Tuesday, May 20, 2008

The Trust

The following is the preface of a book published in 1904.
The History of the Standard Oil Company

By a woman journalist, I would like to add --
by Ida M. Tarbell

A stamp just came out commemorating her.
(I didn't know, by the way, that The Atlantic was 120 years old! This was published in it's early rival McClure's).

Cover of January, 1901 issue

I am going to work on reading different parts of it this week and excerpt, I think. I'm fascinated -- by the history, by the writing by the glimpse into current thought in 1904... and today.


This work is the outgrowth of an effort on the part of the editors of McClure's Magazine to deal concretely in their pages with the trust question. In order that their readers might have a clear and succinct notion of the processes by which a particular industry passes from the control of the many to that of the few, they decided a few years ago to publish a detailed narrative of the history of the growth of a particular trust. The Standard Oil Trust was chosen for obvious reasons. It was the first in the field, and it has furnished the methods, the charter, and the traditions for its followers. It is the most perfectly developed trust in existence; that is, it satisfies most nearly the trust ideal of entire control of the commodity in which it deals. Its vast profits have led its officers into various allied interests, such as railroads, shipping, gas, copper, iron, steel, as well as into banks and trust companies, and to the acquiring and solidifying of these interests it has applied the methods used in building up the Oil Trust. It has led in the struggle against legislation directed against combinations. Its power in state and Federal government, in the press, in the college, in the pulpit, is generally recognised. The perfection of the organisation of the Standard, the ability and daring with which it has carried out its projects, make it the pre-eminent trust of the world-the one whose story is best fitted to illuminate the subject of combinations of capital.

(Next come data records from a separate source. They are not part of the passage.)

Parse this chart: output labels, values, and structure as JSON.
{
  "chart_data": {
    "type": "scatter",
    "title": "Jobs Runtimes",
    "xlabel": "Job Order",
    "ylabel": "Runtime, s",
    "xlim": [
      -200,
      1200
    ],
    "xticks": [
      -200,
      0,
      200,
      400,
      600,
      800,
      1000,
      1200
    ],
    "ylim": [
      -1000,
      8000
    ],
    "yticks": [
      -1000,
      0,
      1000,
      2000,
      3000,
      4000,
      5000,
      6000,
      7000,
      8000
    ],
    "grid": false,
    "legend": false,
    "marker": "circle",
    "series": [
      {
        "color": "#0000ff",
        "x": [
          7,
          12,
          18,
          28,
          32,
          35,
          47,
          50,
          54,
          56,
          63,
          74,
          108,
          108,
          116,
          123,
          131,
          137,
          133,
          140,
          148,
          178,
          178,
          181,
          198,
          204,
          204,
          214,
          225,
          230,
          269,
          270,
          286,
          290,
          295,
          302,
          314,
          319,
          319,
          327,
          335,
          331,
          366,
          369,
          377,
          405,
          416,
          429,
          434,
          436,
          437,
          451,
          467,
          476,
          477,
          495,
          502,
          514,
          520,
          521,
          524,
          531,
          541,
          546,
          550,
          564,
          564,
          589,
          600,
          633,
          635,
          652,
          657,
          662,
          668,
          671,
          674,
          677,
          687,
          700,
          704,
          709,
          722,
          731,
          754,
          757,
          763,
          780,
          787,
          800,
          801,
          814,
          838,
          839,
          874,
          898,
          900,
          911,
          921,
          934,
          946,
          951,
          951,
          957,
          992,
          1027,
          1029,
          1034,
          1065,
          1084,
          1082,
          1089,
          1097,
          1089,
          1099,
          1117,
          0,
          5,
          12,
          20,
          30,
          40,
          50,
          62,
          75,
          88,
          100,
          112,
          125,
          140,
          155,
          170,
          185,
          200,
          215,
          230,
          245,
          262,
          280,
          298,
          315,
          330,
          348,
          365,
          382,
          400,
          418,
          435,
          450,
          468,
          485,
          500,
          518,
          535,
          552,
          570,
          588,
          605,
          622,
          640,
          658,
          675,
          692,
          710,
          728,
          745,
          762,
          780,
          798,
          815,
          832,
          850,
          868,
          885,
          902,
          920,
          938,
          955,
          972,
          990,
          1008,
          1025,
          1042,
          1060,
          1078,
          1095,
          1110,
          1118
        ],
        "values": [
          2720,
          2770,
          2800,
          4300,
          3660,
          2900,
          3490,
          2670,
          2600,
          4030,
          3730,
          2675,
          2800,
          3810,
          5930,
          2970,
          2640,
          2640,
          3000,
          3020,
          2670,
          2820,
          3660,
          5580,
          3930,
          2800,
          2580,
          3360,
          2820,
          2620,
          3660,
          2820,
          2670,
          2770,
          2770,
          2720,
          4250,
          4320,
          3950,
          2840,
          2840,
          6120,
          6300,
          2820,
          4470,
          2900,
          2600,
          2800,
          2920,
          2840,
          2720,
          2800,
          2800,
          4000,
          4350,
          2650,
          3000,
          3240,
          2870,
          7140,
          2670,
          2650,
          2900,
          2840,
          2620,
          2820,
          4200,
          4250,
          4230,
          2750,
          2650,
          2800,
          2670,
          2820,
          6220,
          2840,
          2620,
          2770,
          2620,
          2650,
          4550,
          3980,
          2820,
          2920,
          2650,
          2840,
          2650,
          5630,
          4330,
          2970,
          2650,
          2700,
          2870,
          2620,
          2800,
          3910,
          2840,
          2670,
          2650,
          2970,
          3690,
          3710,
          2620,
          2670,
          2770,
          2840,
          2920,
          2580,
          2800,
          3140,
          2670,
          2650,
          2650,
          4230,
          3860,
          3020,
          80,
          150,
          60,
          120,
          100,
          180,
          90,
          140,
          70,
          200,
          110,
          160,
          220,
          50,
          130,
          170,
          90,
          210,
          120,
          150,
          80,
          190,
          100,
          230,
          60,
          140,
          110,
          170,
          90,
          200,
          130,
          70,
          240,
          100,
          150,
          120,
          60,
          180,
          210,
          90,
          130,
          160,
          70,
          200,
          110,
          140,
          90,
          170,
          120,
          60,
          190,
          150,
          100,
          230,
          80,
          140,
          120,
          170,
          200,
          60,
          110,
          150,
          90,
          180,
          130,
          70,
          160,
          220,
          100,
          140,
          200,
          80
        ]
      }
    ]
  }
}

Let's remember, now, Standard Oil later became Exxon-Mobil. Read it again:

Exxon-Mobil was chosen for obvious reasons. It was the first in the field, and it has furnished the methods, the charter, and the traditions for its followers. It is the most perfectly developed trust in existence; that is, it satisfies most nearly the trust ideal of entire control of the commodity in which it deals. Its vast profits have led its officers into various allied interests, such as railroads, shipping, gas, copper, iron, steel, as well as into banks and trust companies, and to the acquiring and solidifying of these interests it has applied the methods used in building up the Oil Trust. It has led in the struggle against legislation directed against combinations. Its power in state and Federal government, in the press, in the college, in the pulpit, is generally recognised. The perfection of the organisation of Exxon, the ability and daring with which it has carried out its projects, make it the pre-eminent trust of the world-the one whose story is best fitted to illuminate the subject of combinations of capital.